11:37 pm on Apr 21, 2004 (gmt 0)

WebmasterWorld Senior Member 10+ Year Member



My gut feeling based on your description of the client and the site is that the site in question is either a national real estate brand, or more likely, a lead generator (there are only a few in the industry that spend millions in marketing) in the disguise of a directory and that you are complaining about:

A. being replaced by local agent sites
B. being replaced by other psuedo directory sites
c. being replaced by the #1 real estate site on the net
d. all of the above

During Florida, the agents (probably the informational sites you mentioned) were screaming about being replaced by the likes of your site when many of them actually did provide more relevant information about 'my city real estate'.

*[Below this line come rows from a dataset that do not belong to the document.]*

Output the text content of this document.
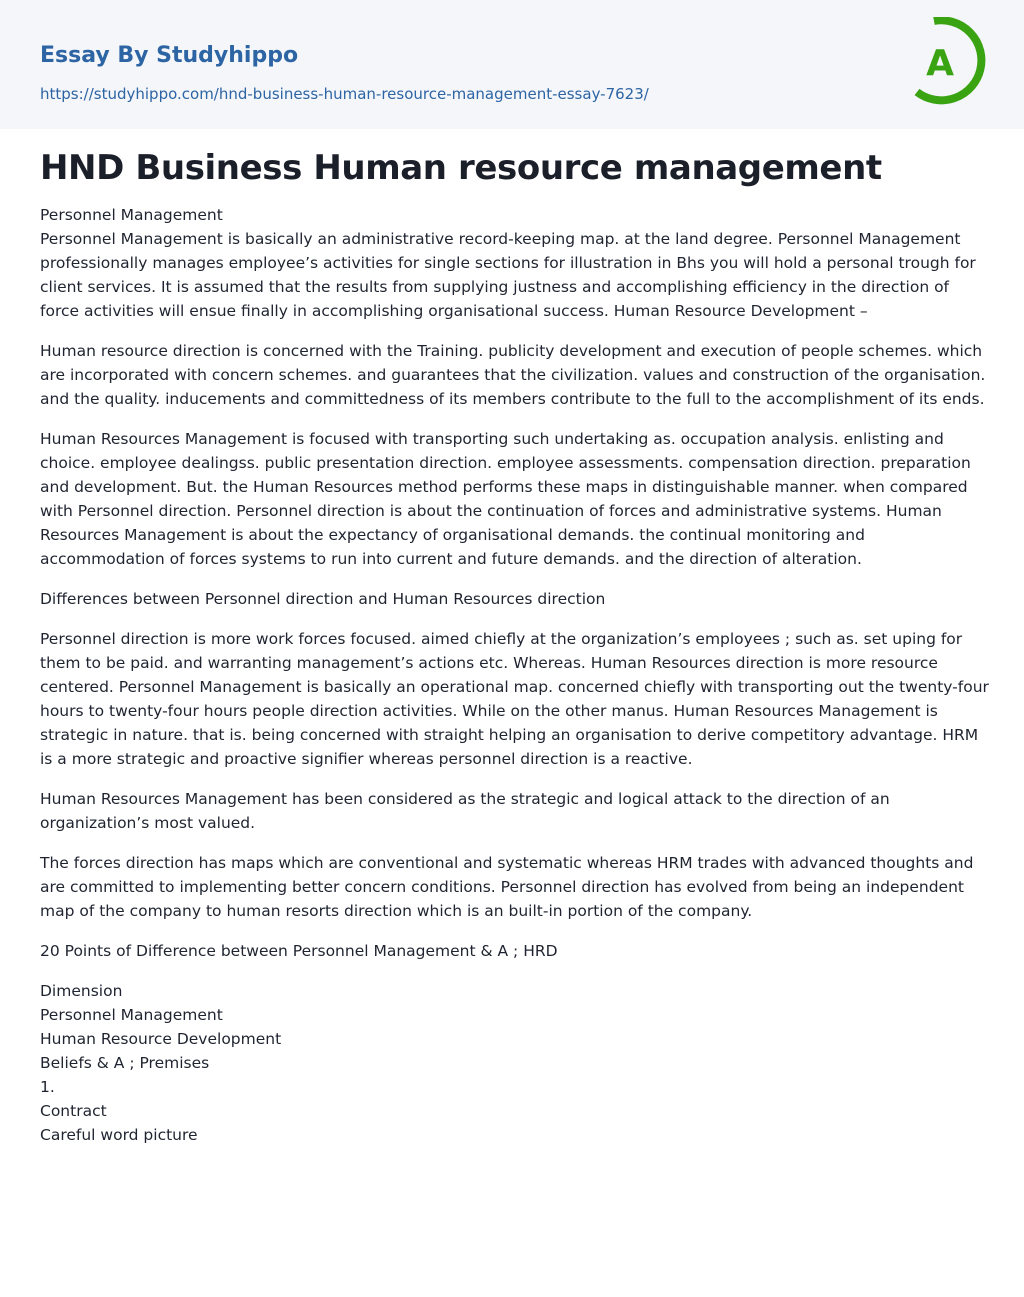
Essay By Studyhippo
https://studyhippo.com/hnd-business-human-resource-management-essay-7623/
A
HND Business Human resource management

Personnel Management
Personnel Management is basically an administrative record-keeping map. at the land degree. Personnel Management professionally manages employee’s activities for single sections for illustration in Bhs you will hold a personal trough for client services. It is assumed that the results from supplying justness and accomplishing efficiency in the direction of force activities will ensue finally in accomplishing organisational success. Human Resource Development –

Human resource direction is concerned with the Training. publicity development and execution of people schemes. which are incorporated with concern schemes. and guarantees that the civilization. values and construction of the organisation. and the quality. inducements and committedness of its members contribute to the full to the accomplishment of its ends.

Human Resources Management is focused with transporting such undertaking as. occupation analysis. enlisting and choice. employee dealingss. public presentation direction. employee assessments. compensation direction. preparation and development. But. the Human Resources method performs these maps in distinguishable manner. when compared with Personnel direction. Personnel direction is about the continuation of forces and administrative systems. Human Resources Management is about the expectancy of organisational demands. the continual monitoring and accommodation of forces systems to run into current and future demands. and the direction of alteration.

Differences between Personnel direction and Human Resources direction

Personnel direction is more work forces focused. aimed chiefly at the organization’s employees ; such as. set uping for them to be paid. and warranting management’s actions etc. Whereas. Human Resources direction is more resource centered. Personnel Management is basically an operational map. concerned chiefly with transporting out the twenty-four hours to twenty-four hours people direction activities. While on the other manus. Human Resources Management is strategic in nature. that is. being concerned with straight helping an organisation to derive competitory advantage. HRM is a more strategic and proactive signifier whereas personnel direction is a reactive.

Human Resources Management has been considered as the strategic and logical attack to the direction of an organization’s most valued.

The forces direction has maps which are conventional and systematic whereas HRM trades with advanced thoughts and are committed to implementing better concern conditions. Personnel direction has evolved from being an independent map of the company to human resorts direction which is an built-in portion of the company.

20 Points of Difference between Personnel Management & A ; HRD

Dimension
Personnel Management
Human Resource Development
Beliefs & A ; Premises
1.
Contract
Careful word picture
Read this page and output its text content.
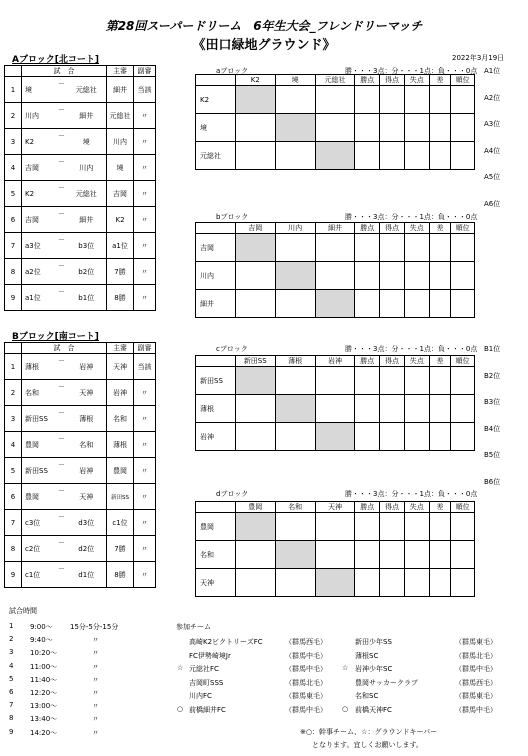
第28回スーパードリーム　6年生大会_フレンドリーマッチ
《田口緑地グラウンド》
2022年3月19日
Aブロック[北コート]
Bブロック[南コート]
	試　合			主審	副審
1	境	－	元総社	細井	当該
2	川内	－	細井	元総社	〃
3	K2	－	境	川内	〃
4	吉岡	－	川内	境	〃
5	K2	－	元総社	吉岡	〃
6	吉岡	－	細井	K2	〃
7	a3位	－	b3位	a1位	〃
8	a2位	－	b2位	7勝	〃
9	a1位	－	b1位	8勝	〃
	試　合			主審	副審
1	薄根	－	岩神	天神	当該
2	名和	－	天神	岩神	〃
3	新田SS	－	薄根	名和	〃
4	豊岡	－	名和	薄根	〃
5	新田SS	－	岩神	豊岡	〃
6	豊岡	－	天神	新田SS	〃
7	c3位	－	d3位	c1位	〃
8	c2位	－	d2位	7勝	〃
9	c1位	－	d1位	8勝	〃
aブロック	勝・・・3点：分・・・1点：負・・・0点
	K2	境	元総社	勝点	得点	失点	差	順位
K2								
境								
元総社								
bブロック	勝・・・3点：分・・・1点：負・・・0点
	吉岡	川内	細井	勝点	得点	失点	差	順位
吉岡								
川内								
細井								
cブロック	勝・・・3点：分・・・1点：負・・・0点
	新田SS	薄根	岩神	勝点	得点	失点	差	順位
新田SS								
薄根								
岩神								
dブロック	勝・・・3点：分・・・1点：負・・・0点
	豊岡	名和	天神	勝点	得点	失点	差	順位
豊岡								
名和								
天神								
A1位
A2位
A3位
A4位
A5位
A6位
B1位
B2位
B3位
B4位
B5位
B6位
試合時間
1 9:00～ 15分-5分-15分
2 9:40～	〃
3 10:20～	〃
4 11:00～	〃
5 11:40～	〃
6 12:20～	〃
7 13:00～	〃
8 13:40～	〃
9 14:20～	〃
参加チーム
高崎K2ビクトリーズFC	（群馬西毛）	新田少年SS	（群馬東毛）
FC伊勢崎境Jr	（群馬中毛）	薄根SC	（群馬北毛）
☆ 元総社FC	（群馬中毛） ☆ 岩神少年SC	（群馬中毛）
吉岡町SSS	（群馬北毛）	豊岡サッカークラブ	（群馬西毛）
川内FC	（群馬東毛）	名和SC	（群馬東毛）
○ 前橋細井FC	（群馬中毛） ○ 前橋天神FC	（群馬中毛）
※○：幹事チーム、☆：グラウンドキーパー
となります。宜しくお願いします。
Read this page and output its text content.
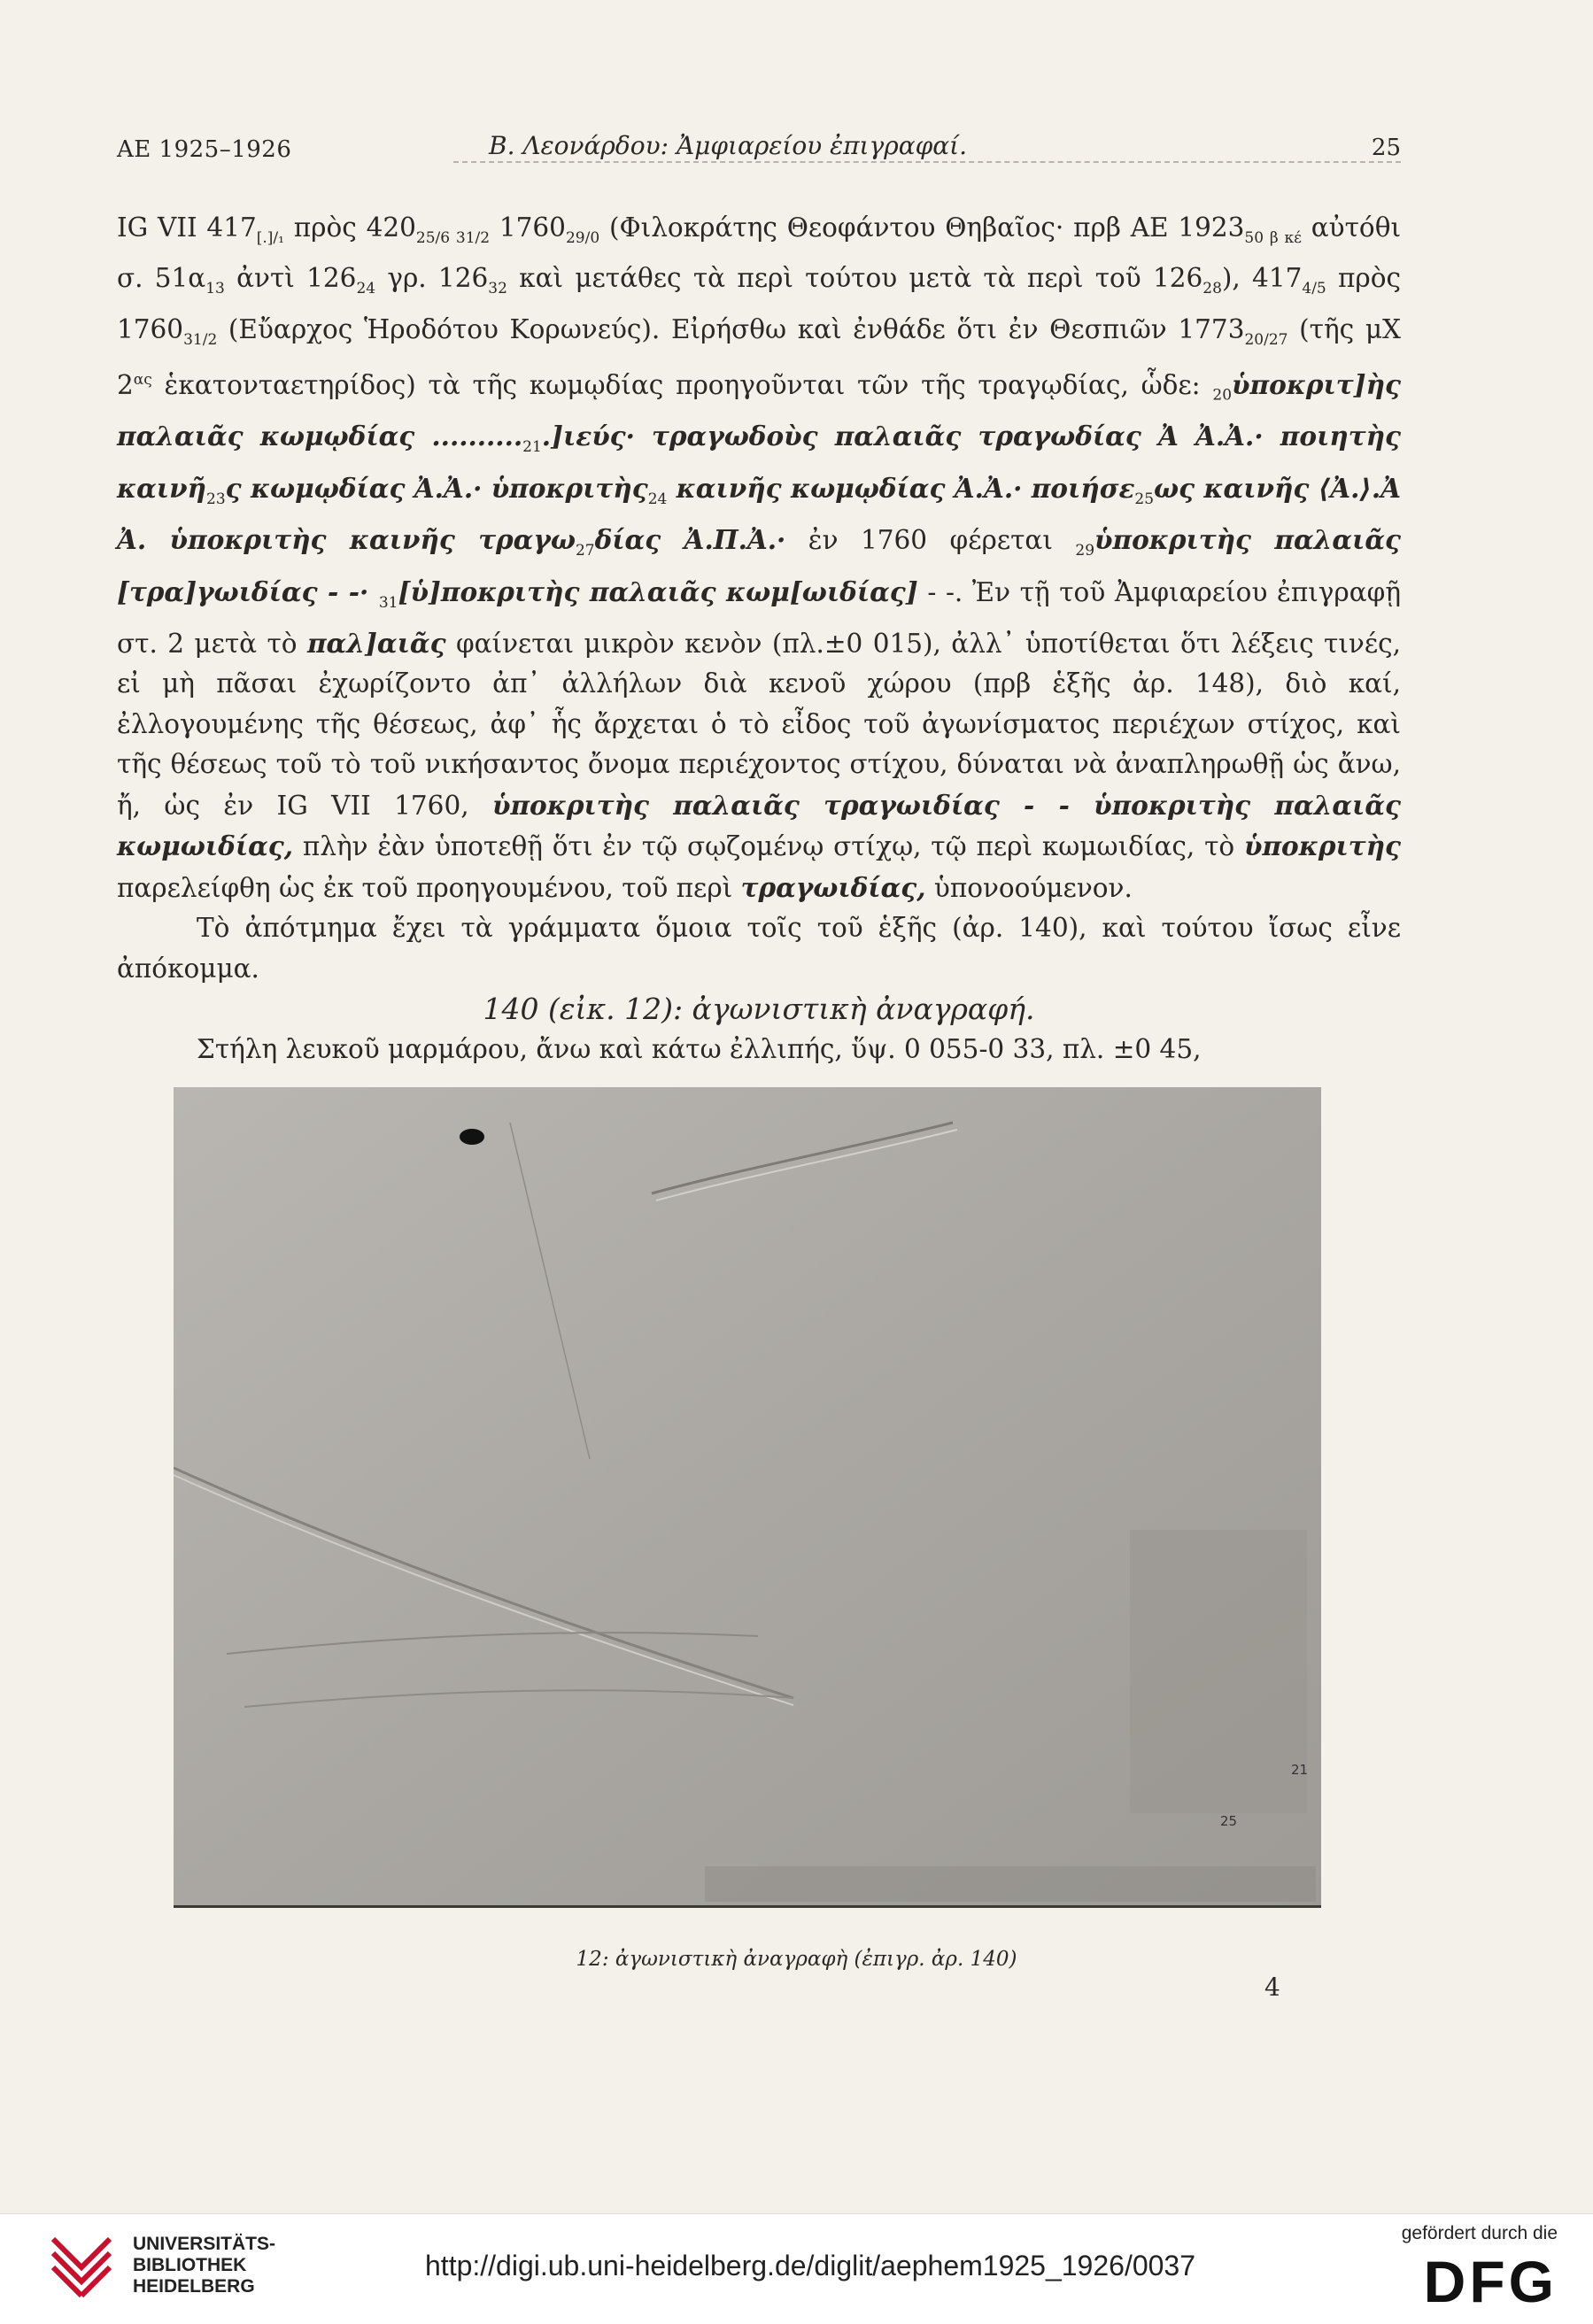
ΑΕ 1925–1926	Β. Λεονάρδου: Ἀμφιαρείου ἐπιγραφαί.	25

IG VII $417_{[.]/_1}$ πρὸς $420_{25/6 31/2}$ $1760_{29/0}$ (Φιλοκράτης Θεοφάντου Θηβαῖος· πρβ ΑΕ $1923_{50 \beta \kappa έ}$ αὐτόθι σ. $51\alpha_{13}$ ἀντὶ $126_{24}$ γρ. $126_{32}$ καὶ μετάθες τὰ περὶ τούτου μετὰ τὰ περὶ τοῦ $126_{28}$), $417_{4/5}$ πρὸς $1760_{31/2}$ (Εὔαρχος Ἡροδότου Κορωνεύς). Εἰρήσθω καὶ ἐνθάδε ὅτι ἐν Θεσπιῶν $1773_{20/27}$ (τῆς μΧ $2^{\alpha\varsigma}$ ἑκατονταετηρίδος) τὰ τῆς κωμῳδίας προηγοῦνται τῶν τῆς τραγῳδίας, ὧδε: $_{20}$ὑποκριτ]ὴς παλαιᾶς κωμῳδίας $.........._{21}.]\iota\varepsilon ύ\varsigma\cdot$ τραγωδοὺς παλαιᾶς τραγωδίας Ἀ Ἀ.Ἀ.· ποιητὴς καινῆ$_{23}$ς κωμῳδίας Ἀ.Ἀ.· ὑποκριτὴς$_{24}$ καινῆς κωμῳδίας Ἀ.Ἀ.· ποιήσε$_{25}$ως καινῆς ⟨Ἀ.⟩.Ἀ Ἀ. ὑποκριτὴς καινῆς τραγω$_{27}$δίας Ἀ.Π.Ἀ.· ἐν 1760 φέρεται $_{29}$ὑποκριτὴς παλαιᾶς [τρα]γωιδίας - -· $_{31}$[ὑ]ποκριτὴς παλαιᾶς κωμ[ωιδίας] - -. Ἐν τῇ τοῦ Ἀμφιαρείου ἐπιγραφῇ στ. 2 μετὰ τὸ παλ]αιᾶς φαίνεται μικρὸν κενὸν (πλ.±0 015), ἀλλ᾽ ὑποτίθεται ὅτι λέξεις τινές, εἰ μὴ πᾶσαι ἐχωρίζοντο ἀπ᾽ ἀλλήλων διὰ κενοῦ χώρου (πρβ ἑξῆς ἀρ. 148), διὸ καί, ἐλλογουμένης τῆς θέσεως, ἀφ᾽ ἧς ἄρχεται ὁ τὸ εἶδος τοῦ ἀγωνίσματος περιέχων στίχος, καὶ τῆς θέσεως τοῦ τὸ τοῦ νικήσαντος ὄνομα περιέχοντος στίχου, δύναται νὰ ἀναπληρωθῇ ὡς ἄνω, ἤ, ὡς ἐν IG VII 1760, ὑποκριτὴς παλαιᾶς τραγωιδίας - - ὑποκριτὴς παλαιᾶς κωμωιδίας, πλὴν ἐὰν ὑποτεθῇ ὅτι ἐν τῷ σῳζομένῳ στίχῳ, τῷ περὶ κωμωιδίας, τὸ ὑποκριτὴς παρελείφθη ὡς ἐκ τοῦ προηγουμένου, τοῦ περὶ τραγωιδίας, ὑπονοούμενον.

Τὸ ἀπότμημα ἔχει τὰ γράμματα ὅμοια τοῖς τοῦ ἑξῆς (ἀρ. 140), καὶ τούτου ἴσως εἶνε ἀπόκομμα.

140 (εἰκ. 12): ἀγωνιστικὴ ἀναγραφή.

Στήλη λευκοῦ μαρμάρου, ἄνω καὶ κάτω ἐλλιπής, ὕψ. 0 055-0 33, πλ. ±0 45,

21
25
12: ἀγωνιστικὴ ἀναγραφὴ (ἐπιγρ. ἀρ. 140)
4
UNIVERSITÄTS-
BIBLIOTHEK
HEIDELBERG
http://digi.ub.uni-heidelberg.de/diglit/aephem1925_1926/0037
gefördert durch die
DFG
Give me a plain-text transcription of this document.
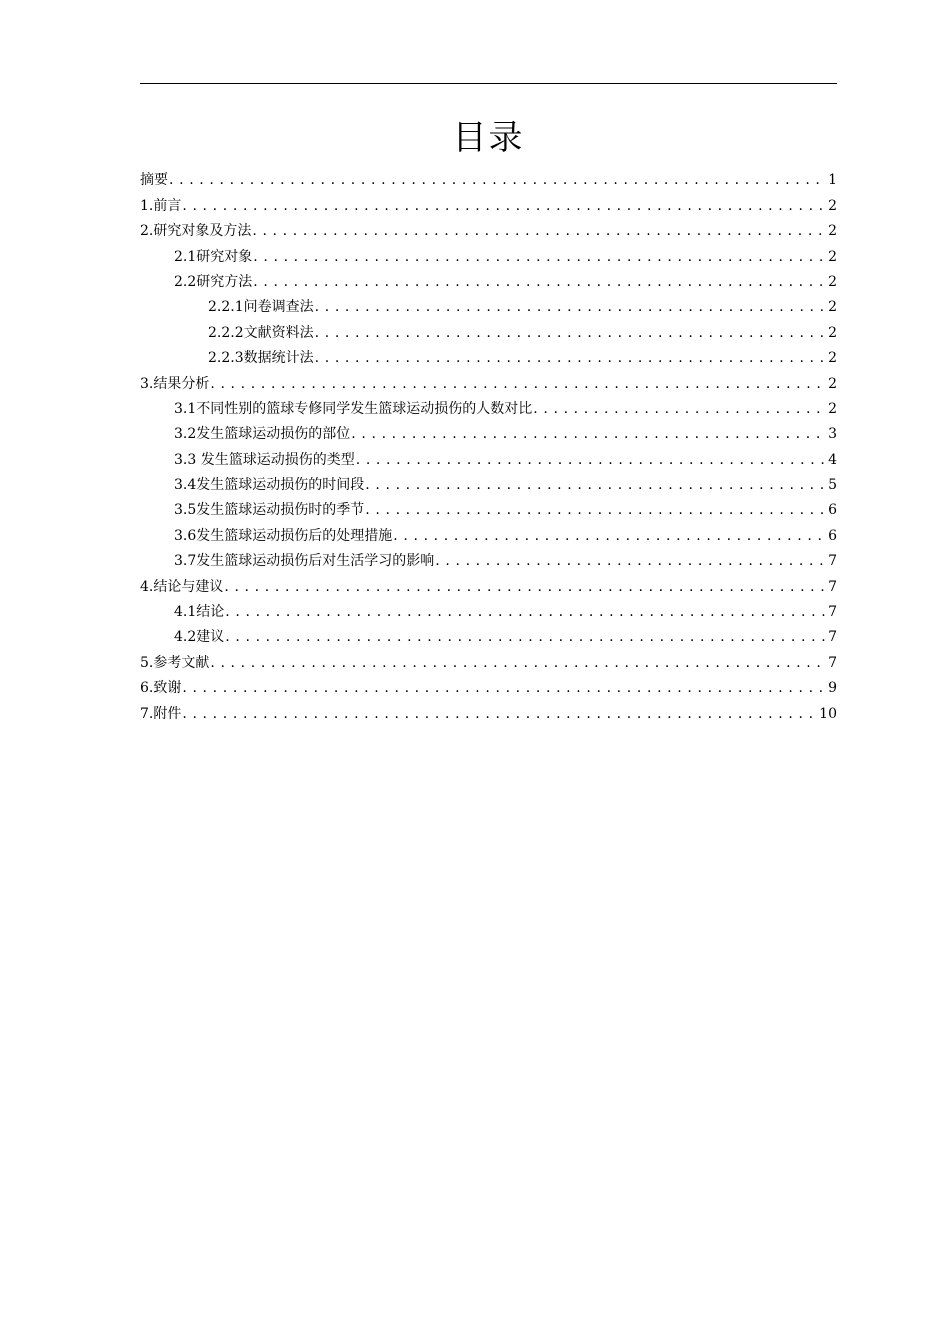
目录
摘要 . . .	1
1.前言 . . .	2
2.研究对象及方法 . . .	2
2.1研究对象 . . .	2
2.2研究方法 . . .	2
2.2.1问卷调查法 . . .	2
2.2.2文献资料法 . . .	2
2.2.3数据统计法 . . .	2
3.结果分析 . . .	2
3.1不同性别的篮球专修同学发生篮球运动损伤的人数对比 . . .	2
3.2发生篮球运动损伤的部位 . . .	3
3.3 发生篮球运动损伤的类型 . . .	4
3.4发生篮球运动损伤的时间段 . . .	5
3.5发生篮球运动损伤时的季节 . . .	6
3.6发生篮球运动损伤后的处理措施 . . .	6
3.7发生篮球运动损伤后对生活学习的影响 . . .	7
4.结论与建议 . . .	7
4.1结论 . . .	7
4.2建议 . . .	7
5.参考文献 . . .	7
6.致谢 . . .	9
7.附件 . . .	10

With b), well complaining about directories is a little like the pot calling the kettle black.

With c) google is just correcting a mistake. The #1 real estate site with the most property listings and list of agents is certainly relevant to a search for just about any "area real estate" in the US.

My own opinion is that Google is starting to thin out the directories (non-informational lead generators in many cases) and return sites that do provide actual information for a given area instead of just lead forms for the user to fill out. The fact that Google isnt swayed by the SEO alone and could weed this out and keep the local site that is chaulk full of local info and the #1 realtor site isnt a bad thing.

If Im completely missing the mark as to the kind of site this is, then I apologize in advance.